Unlike many women undergoing fertility treatment, women with cancer often don’t have time to undergo more than one round of ovarian stimulation and egg retrieval, says Pavone. “That’s why it’s incredibly important to get it right the first time.”
The study found that women with blood cancers such as leukemia and lymphoma were more likely to have received chemotherapy before undergoing fertility preservation than women with other types of cancers. They also had to be treated longer to produce a similar number of eggs as produced by women with other types of cancer. Women with gynecologic malignancies represented the oldest group “and yet they [responded] the best” to hormonal stimulation compared to other women with cancer, Pavone says. “That was something we thought was interesting and not expected.”
Based on the findings, Pavone says her clinic has begun more monitoring of ovarian response in patients with cancer so that they can receive higher levels of hormones, if necessary.
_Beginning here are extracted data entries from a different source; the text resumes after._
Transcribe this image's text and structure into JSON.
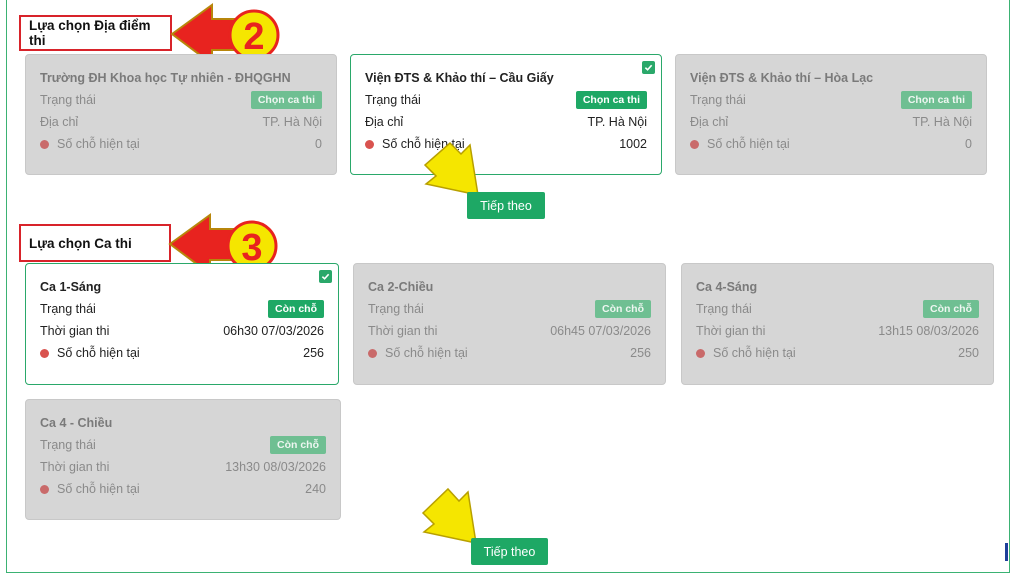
{
  "venue_section": {
    "label": "Lựa chọn Địa điểm thi",
    "step_number": "2",
    "venues": [
      {
        "name": "Trường ĐH Khoa học Tự nhiên - ĐHQGHN",
        "status_label": "Trạng thái",
        "status_badge": "Chọn ca thi",
        "address_label": "Địa chỉ",
        "address": "TP. Hà Nội",
        "seats_label": "Số chỗ hiện tại",
        "seats": "0",
        "selected": false
      },
      {
        "name": "Viện ĐTS & Khảo thí – Cầu Giấy",
        "status_label": "Trạng thái",
        "status_badge": "Chọn ca thi",
        "address_label": "Địa chỉ",
        "address": "TP. Hà Nội",
        "seats_label": "Số chỗ hiện tại",
        "seats": "1002",
        "selected": true
      },
      {
        "name": "Viện ĐTS & Khảo thí – Hòa Lạc",
        "status_label": "Trạng thái",
        "status_badge": "Chọn ca thi",
        "address_label": "Địa chỉ",
        "address": "TP. Hà Nội",
        "seats_label": "Số chỗ hiện tại",
        "seats": "0",
        "selected": false
      }
    ],
    "next_button": "Tiếp theo"
  },
  "session_section": {
    "label": "Lựa chọn Ca thi",
    "step_number": "3",
    "sessions": [
      {
        "name": "Ca 1-Sáng",
        "status_label": "Trạng thái",
        "status_badge": "Còn chỗ",
        "time_label": "Thời gian thi",
        "time": "06h30 07/03/2026",
        "seats_label": "Số chỗ hiện tại",
        "seats": "256",
        "selected": true
      },
      {
        "name": "Ca 2-Chiều",
        "status_label": "Trạng thái",
        "status_badge": "Còn chỗ",
        "time_label": "Thời gian thi",
        "time": "06h45 07/03/2026",
        "seats_label": "Số chỗ hiện tại",
        "seats": "256",
        "selected": false
      },
      {
        "name": "Ca 4-Sáng",
        "status_label": "Trạng thái",
        "status_badge": "Còn chỗ",
        "time_label": "Thời gian thi",
        "time": "13h15 08/03/2026",
        "seats_label": "Số chỗ hiện tại",
        "seats": "250",
        "selected": false
      },
      {
        "name": "Ca 4 - Chiều",
        "status_label": "Trạng thái",
        "status_badge": "Còn chỗ",
        "time_label": "Thời gian thi",
        "time": "13h30 08/03/2026",
        "seats_label": "Số chỗ hiện tại",
        "seats": "240",
        "selected": false
      }
    ],
    "next_button": "Tiếp theo"
  },
  "colors": {
    "accent": "#1ea865",
    "annotation_red": "#e8231f",
    "annotation_yellow": "#f5e600",
    "label_border": "#d8232a"
  },
  "annotations": {
    "arrow_left_icon": "red-arrow-icon",
    "pointer_icon": "yellow-arrow-icon"
  }
}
Higher doses of hormones might help to improve patients’ response to fertility treatment, but freezing eggs or embryos cannot guarantee a pregnancy, says Kutluk Oktay, a gynecologist and a co-author of the American Society of Clinical Oncology’s fertility preservation guidelines. Oktay’s fertility center in New York City offers an online calculator based on the outcomes of more than 1,800 women who underwent fertility treatment. It shows, for example, that a 30-year-old woman with 10 stored frozen eggs has a 27 percent chance of giving birth to a child using one of these eggs.
Ashley Koenings, the fertility services manager at Livestrong in Austin, Texas, says it may be useful for women with cancer—blood cancers in particular—to know in advance that they may show a slower response to fertility treatment so that they can plan accordingly with their medical team. “Absolutely all information a patient can be armed with is very important,” Koenings says.